Fossil fuels are also bankrolling some of the world’s worst conflicts. Since the start of the war in 2022, Russia’s fossil fuel revenues have far outstripped Western aid to Ukraine, allowing the Kremlin to sustain its aggression. Tragically, this latest price spike is expected to breathe even more life into Russia’s war machine. Proxy wars in Sudan, Yemen, and elsewhere are enabled by fossil fuel revenues and driven by disputes over resources.

Moving beyond fossil fuels must therefore be a priority — not just an environmental imperative, but a strategic investment in national and global security.

Countries must now decide whether to continue down a fossil fuel route or speed up the transition away from their use. There is a temptation to opt for the former, either shifting dependence from one supplier to another or expanding fossil fuel subsidies. While this may help in the short run, in the long term it will only deepen instability and entrench the very vulnerabilities countries are trying to escape.

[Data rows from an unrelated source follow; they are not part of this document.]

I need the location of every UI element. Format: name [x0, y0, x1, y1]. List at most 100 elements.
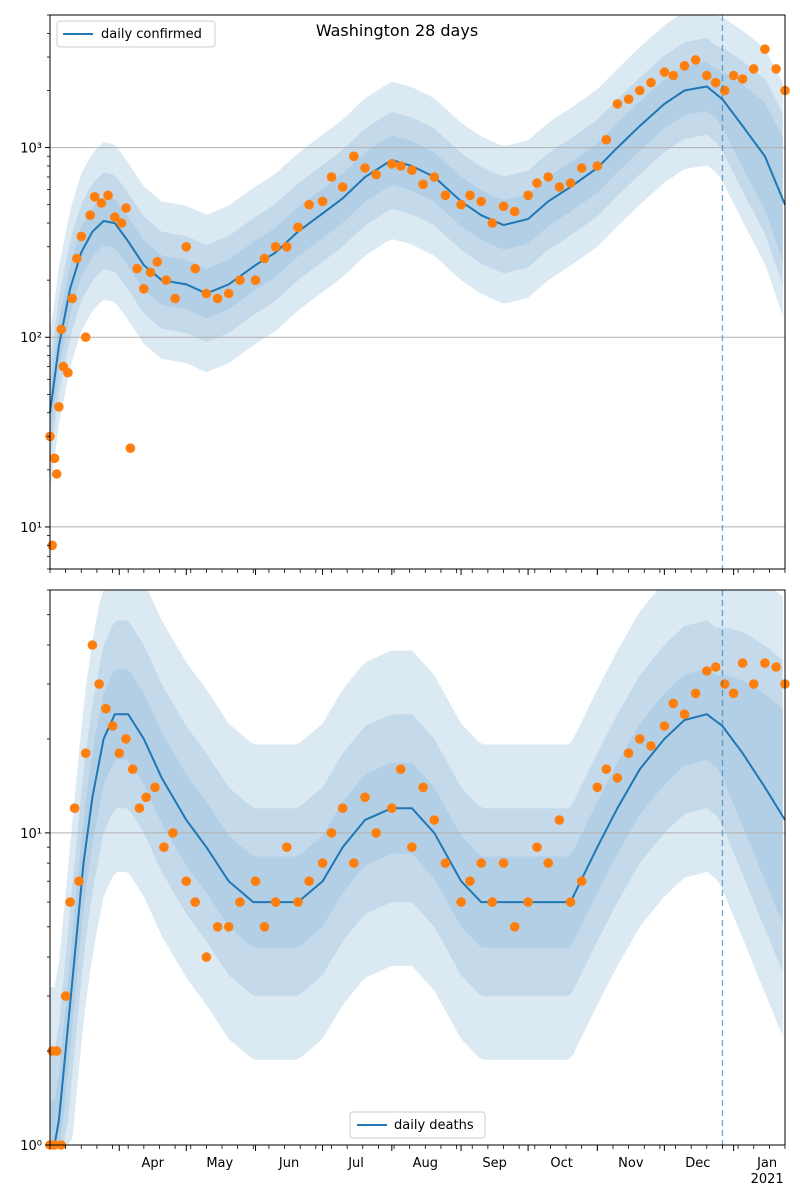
median-line-path — [49, 85, 786, 413]
x-tick-label: Jan — [756, 1156, 777, 1171]
observed-point — [418, 179, 428, 190]
observed-point — [690, 688, 701, 699]
confirmed-gridlines — [50, 147, 785, 528]
observed-point — [181, 242, 192, 252]
observed-point — [387, 803, 397, 813]
deaths-y-axis: 10⁰ 10¹ — [20, 589, 50, 1154]
deaths-median-line — [50, 713, 786, 1146]
observed-point — [80, 748, 91, 758]
x-tick-label: Sep — [482, 1156, 507, 1171]
observed-point — [337, 803, 348, 813]
x-tick-label: Aug — [413, 1156, 438, 1171]
observed-point — [771, 64, 781, 74]
observed-point — [74, 876, 84, 886]
observed-point — [429, 172, 440, 182]
observed-point — [114, 748, 125, 758]
observed-point — [72, 253, 82, 264]
observed-point — [737, 74, 748, 84]
observed-point — [282, 842, 292, 852]
observed-point — [139, 284, 149, 294]
observed-point — [51, 469, 62, 479]
observed-point — [456, 897, 466, 907]
observed-point — [235, 275, 245, 286]
observed-point — [349, 858, 359, 868]
y-tick-label: 10¹ — [20, 827, 42, 842]
x-tick-label: Jun — [278, 1156, 299, 1171]
x-tick-label: May — [206, 1156, 233, 1171]
x-tick-label: Apr — [142, 1156, 165, 1171]
observed-point — [259, 253, 270, 264]
observed-point — [635, 85, 645, 96]
observed-point — [101, 703, 111, 714]
confirmed-chart: 10¹ 10² 10³ Washington 28 days daily confi… — [20, 14, 790, 575]
observed-point — [317, 196, 328, 207]
observed-point — [161, 275, 171, 286]
observed-point — [371, 169, 382, 180]
observed-point — [702, 666, 712, 676]
observed-point — [212, 293, 223, 304]
observed-point — [259, 922, 270, 932]
observed-point — [509, 922, 520, 932]
observed-point — [659, 721, 670, 731]
y-tick-label: 10⁰ — [20, 1139, 42, 1154]
observed-point — [679, 709, 690, 719]
observed-point — [150, 782, 160, 793]
observed-point — [132, 263, 142, 274]
observed-point — [601, 134, 612, 145]
observed-point — [141, 792, 151, 803]
observed-point — [326, 828, 337, 838]
observed-point — [612, 773, 623, 783]
observed-point — [635, 734, 645, 744]
observed-point — [190, 263, 200, 274]
observed-point — [293, 222, 303, 233]
observed-point — [532, 842, 542, 852]
observed-point — [476, 196, 487, 207]
observed-point — [710, 77, 721, 88]
observed-point — [532, 178, 542, 188]
observed-point — [65, 897, 75, 907]
deaths-chart: 10⁰ 10¹ Apr May Jun Jul Aug Sep Oct Nov Dec Jan202… — [20, 589, 790, 1187]
observed-point — [748, 679, 759, 689]
x-tick-label: Nov — [618, 1156, 644, 1171]
confirmed-uncertainty-bands — [50, 15, 783, 492]
observed-point — [371, 828, 382, 838]
observed-point — [121, 203, 131, 213]
observed-point — [60, 991, 71, 1001]
confirmed-median-line — [49, 85, 786, 413]
y-tick-label: 10¹ — [20, 521, 42, 536]
x-tick-label: Dec — [685, 1156, 710, 1171]
observed-point — [67, 293, 78, 304]
observed-point — [509, 206, 520, 217]
observed-point — [760, 658, 770, 668]
observed-point — [51, 1046, 62, 1056]
x-tick-label: Jul — [347, 1156, 364, 1171]
observed-point — [63, 367, 73, 378]
observed-point — [728, 688, 739, 699]
observed-point — [223, 288, 234, 299]
observed-point — [395, 161, 406, 171]
observed-point — [87, 640, 98, 650]
observed-point — [565, 178, 576, 188]
observed-point — [407, 842, 417, 852]
observed-point — [771, 662, 781, 672]
observed-point — [623, 748, 634, 758]
observed-point — [690, 55, 701, 65]
observed-point — [159, 842, 169, 852]
deaths-axes-frame — [49, 589, 786, 1146]
observed-point — [440, 858, 451, 868]
observed-point — [702, 70, 712, 81]
observed-point — [612, 99, 623, 109]
y-tick-label: 10² — [20, 331, 42, 346]
observed-point — [152, 257, 162, 267]
observed-point — [201, 288, 212, 299]
observed-point — [543, 172, 553, 182]
observed-point — [107, 721, 118, 731]
observed-point — [250, 876, 261, 886]
observed-point — [387, 159, 397, 169]
observed-point — [293, 897, 303, 907]
observed-point — [110, 212, 120, 222]
observed-point — [523, 190, 533, 201]
observed-point — [76, 231, 87, 242]
uncertainty-band — [50, 590, 783, 1145]
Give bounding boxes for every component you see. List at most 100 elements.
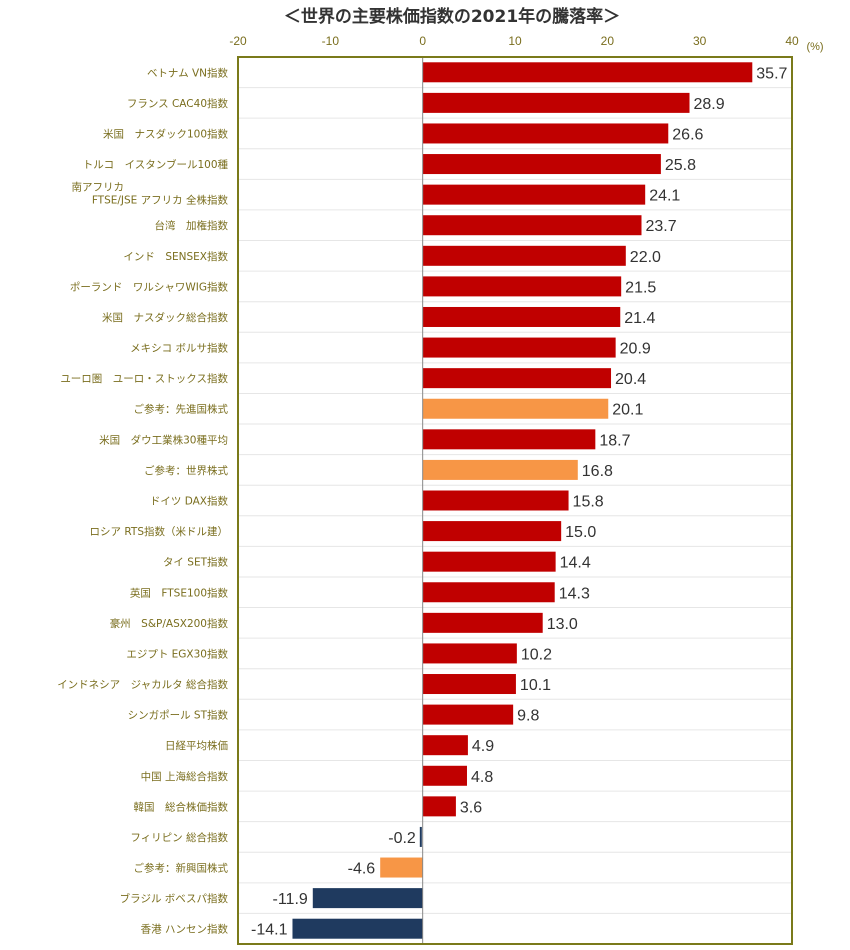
category-label: ご参考：新興国株式: [134, 862, 229, 875]
category-label: インド SENSEX指数: [123, 250, 228, 263]
data-label: 25.8: [665, 157, 696, 174]
category-label: ご参考：世界株式: [144, 464, 228, 477]
bar: [422, 245, 626, 266]
data-label: 4.8: [471, 769, 493, 786]
data-label: -14.1: [251, 922, 288, 939]
data-label: 13.0: [547, 616, 578, 633]
data-label: 22.0: [630, 249, 661, 266]
bar: [422, 735, 468, 756]
bar: [422, 704, 514, 725]
data-label: 14.3: [559, 585, 590, 602]
bar: [422, 490, 569, 511]
data-label: 21.5: [625, 279, 656, 296]
bar: [422, 582, 555, 603]
category-label: フィリピン 総合指数: [130, 831, 228, 844]
category-label: 中国 上海総合指数: [141, 770, 229, 783]
category-label: ご参考：先進国株式: [134, 403, 229, 416]
data-label: 28.9: [694, 96, 725, 113]
bar: [422, 215, 642, 236]
bar: [422, 123, 669, 144]
data-label: 15.0: [565, 524, 596, 541]
category-label: ベトナム VN指数: [147, 66, 229, 79]
data-label: -11.9: [273, 891, 308, 908]
data-label: 23.7: [645, 218, 676, 235]
bar: [422, 429, 596, 450]
category-label: 米国 ナスダック100指数: [103, 127, 229, 140]
bar: [422, 154, 661, 175]
bar: [380, 857, 423, 878]
x-tick-label: 30: [693, 34, 707, 48]
category-label: 米国 ナスダック総合指数: [102, 311, 228, 324]
data-label: 10.1: [520, 677, 551, 694]
bar: [422, 643, 517, 664]
chart-title: ＜世界の主要株価指数の2021年の騰落率＞: [284, 6, 620, 27]
category-label: 米国 ダウ工業株30種平均: [99, 433, 228, 446]
data-label: 10.2: [521, 646, 552, 663]
category-label: メキシコ ボルサ指数: [130, 342, 228, 355]
bar: [422, 612, 543, 633]
plot-frame-outline: [237, 56, 793, 945]
x-tick-label: 0: [419, 34, 426, 48]
data-label: 16.8: [582, 463, 613, 480]
category-label: 韓国 総合株価指数: [134, 800, 229, 813]
data-label: 20.1: [612, 402, 643, 419]
bar: [422, 521, 562, 542]
category-label: 台湾 加権指数: [155, 219, 229, 232]
category-label: 豪州 S&P/ASX200指数: [110, 617, 229, 630]
plot-area: -20 -10 0 10 20 30 40 35.7 ベトナム VN指数 28.9 フランス CAC…: [57, 34, 799, 945]
category-label: シンガポール ST指数: [128, 709, 229, 722]
data-label: 4.9: [472, 738, 494, 755]
bar: [422, 674, 516, 695]
data-label: 15.8: [573, 494, 604, 511]
bar: [419, 826, 422, 847]
category-label: ユーロ圏 ユーロ・ストックス指数: [60, 372, 228, 385]
x-tick-label: 10: [508, 34, 522, 48]
category-label: 南アフリカ FTSE/JSE アフリカ 全株指数: [72, 181, 229, 207]
x-tick-label: 40: [785, 34, 799, 48]
data-label: 14.4: [560, 555, 591, 572]
category-label: ロシア RTS指数（米ドル建）: [90, 525, 228, 538]
category-label: 英国 FTSE100指数: [130, 586, 229, 599]
bar: [422, 92, 690, 113]
x-tick-label: -10: [322, 34, 340, 48]
bar: [422, 551, 556, 572]
category-label-line: FTSE/JSE アフリカ 全株指数: [92, 194, 229, 207]
bar: [422, 459, 578, 480]
bar: [422, 765, 467, 786]
bar: [422, 337, 616, 358]
bar: [422, 306, 621, 327]
unit-label: (%): [806, 41, 823, 53]
data-label: 24.1: [649, 188, 680, 205]
bar: [292, 918, 423, 939]
category-label: ドイツ DAX指数: [150, 495, 229, 508]
data-label: -0.2: [388, 830, 416, 847]
data-label: 35.7: [756, 65, 787, 82]
x-tick-label: 20: [601, 34, 615, 48]
bar: [422, 398, 609, 419]
bar: [422, 184, 646, 205]
category-label: トルコ イスタンブール100種: [83, 158, 229, 171]
data-label: 18.7: [599, 432, 630, 449]
category-label: 日経平均株価: [165, 739, 228, 752]
bar: [422, 796, 456, 817]
bar: [312, 888, 423, 909]
bar: [422, 62, 753, 83]
category-label: インドネシア ジャカルタ 総合指数: [57, 678, 228, 691]
category-label: 香港 ハンセン指数: [141, 923, 229, 936]
x-tick-label: -20: [229, 34, 247, 48]
data-label: 26.6: [672, 126, 703, 143]
category-label: エジプト EGX30指数: [126, 647, 228, 660]
data-label: 20.9: [620, 341, 651, 358]
category-label: タイ SET指数: [163, 556, 229, 569]
data-label: -4.6: [348, 861, 376, 878]
category-label-line: 南アフリカ: [72, 181, 125, 194]
data-label: 20.4: [615, 371, 646, 388]
category-label: ポーランド ワルシャワWIG指数: [70, 280, 229, 293]
data-label: 3.6: [460, 799, 482, 816]
data-label: 21.4: [624, 310, 655, 327]
category-label: フランス CAC40指数: [127, 97, 229, 110]
bar: [422, 276, 622, 297]
category-label: ブラジル ボベスパ指数: [120, 892, 229, 905]
bar: [422, 368, 612, 389]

At the same time, and even more worrisome, the climate consequences of the current system are accelerating. Fossil fuels account for roughly 75% of global greenhouse gas emissions, and climate-related disasters already cost the global economy more than $200 billion annually. The past three years have been the hottest ever recorded, with temperatures exceeding 1.5°C above pre-industrial levels for extended periods. Every fraction of a degree now brings sharper risks — more intense heatwaves, more destructive floods, and longer droughts that undermine food and water security.

Yet a cleaner, fairer, more secure energy future is available. Renewable energy offers a fundamentally different model, with steadily diminishing costs. Energy independence is a tool for stability, and this is exactly what renewables located within national borders can provide. The sun and wind do not have to travel through the Strait of Hormuz, nor are they controlled by volatile autocrats.

The path forward is clear, but to walk it requires leadership. Brazil has launched a global process to support countries in developing national roadmaps to transition away from fossil fuels — recognizing that this shift must be planned, not improvised. Building on this, the upcoming meeting in Santa Marta — co-convened by my country of Colombia and the Netherlands — is an early milestone that will bring together governments, experts and practitioners to focus on practical implementation.

If countries were powered by clean energy, they would be protected from the disruptive impact of wars in the Middle East, Russia-Ukraine or elsewhere. Recent events show this in practice. Spain’s embrace of solar and wind energy has shielded it from the price hikes many others are facing, helping it remain less vulnerable to external economic and political pressures. Pakistan’s rapid solar expansion has helped avoid more than $12 billion in fossil fuel imports and is buffering the economy as gas shortages loom — strengthening the kind of stability that underpins peace. The lesson is clear: while the transition to renewables will not happen overnight, reducing dependence on fossil fuels can make countries more resilient to global shocks.

We now stand at a crossroads between two models of development: one rooted in extraction and uncertainty; the other in resilience and shared prosperity. Renewables offer a pathway toward the latter and the capacity to contribute to peace in an increasingly volatile world. It is a recalibration of the geopolitical playing field. It is a peace strategy in and of itself.